The possibility of changes at cornerback and inside linebacker due to free agency or from Prince Amukamara being cut for cap purposes might drop the quality down some, but they still would remain close to dominant defensively.

Building a running game would be much easier and faster to do for the Bears to imitate not necessarily the way the 49ers control the ball and clock, but to do it in another way. They can use different style runs based more on the inside zone blocking schemes they run. The 49ers are more of a stretch and outside zone running team.

David Montgomery looks capable of this. It might take drafting another capable running back or acquiring one because the need is for another back with a speed/power combination to remove some of Montgomery's workload.

It's going to take some offensive line personnel change.

When Juan Castillo came to Baltimore in 2013 the Ravens finished 30th in rushing. They swapped out three offensive line spots by opening day of the next year and rose to eighth in rushing, then led the league in 2015.
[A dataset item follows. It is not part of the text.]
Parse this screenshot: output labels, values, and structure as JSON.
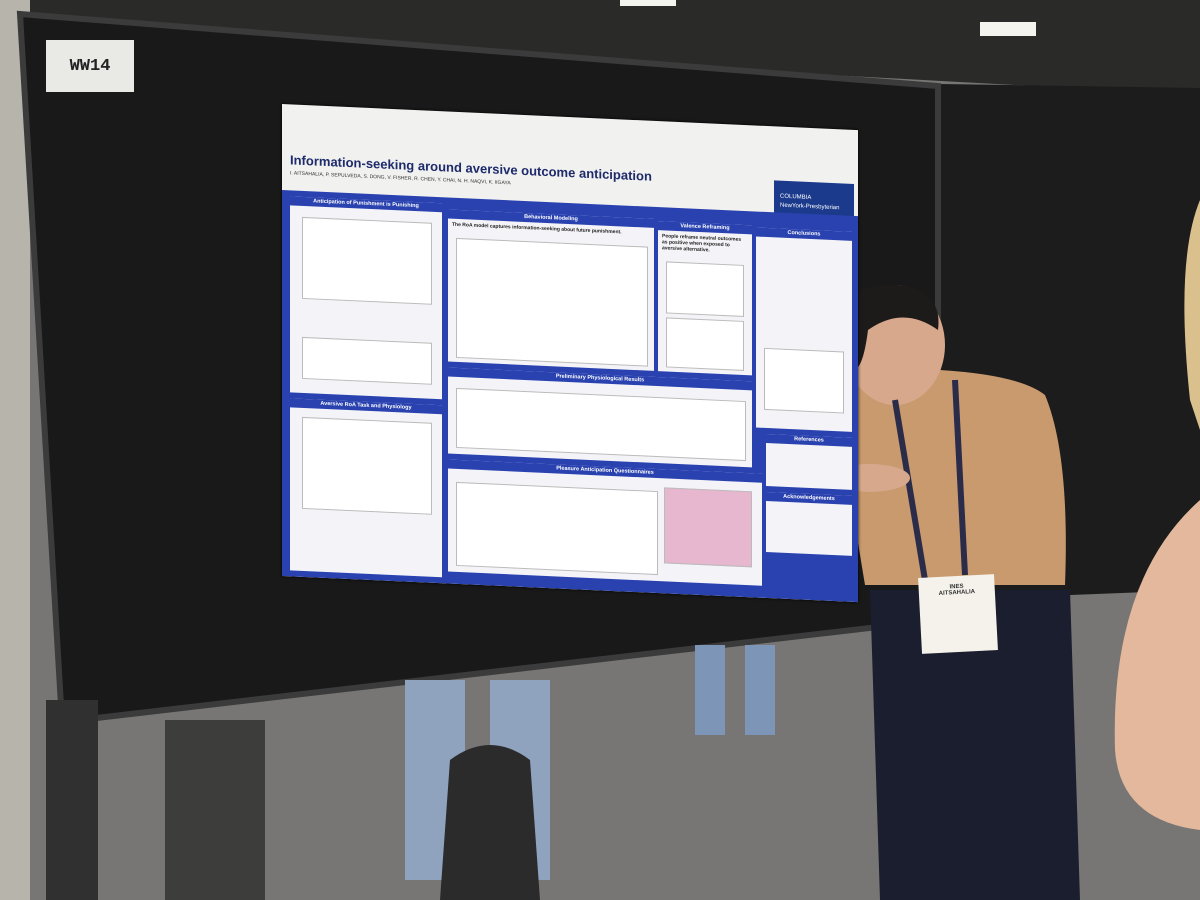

When Castillo came to Buffalo, there was no need to change up the line because they were already tops in the league in rushing. They finished sixth and ninth the next two years.

So it's evident, at least, that Castillo can coach an effective running game and it's easier to come up with a few linemen in the draft or one in free agency by far than it is to pull a quarterback like Mahomes out of the clear blue.

With better tight end play from Trey Burton or a new player, the Bears could easily get back to running the ball with authority in one year's time.

It's the ground game emphasis, with a ball-control passing game like San Francisco uses that could allow the Bears to transition back to contender status far faster than standing around hoping a quarterback like Mahomes falls into their laps. He fell there once, and after they got Trubisky they can't count on it happening again.

The difference for the Bears is the running game would take a different form than the one the 49er use. Their attack uses more of the inside zone blocking scheme like the Chiefs while the 49ers are using stretch plays and outside zone blocking or bootlegs. You can get an effective running game for ball control from either. It's been done.

The Bears have to borrow concepts from both teams in Super Bowl LIV to get to where they want to be.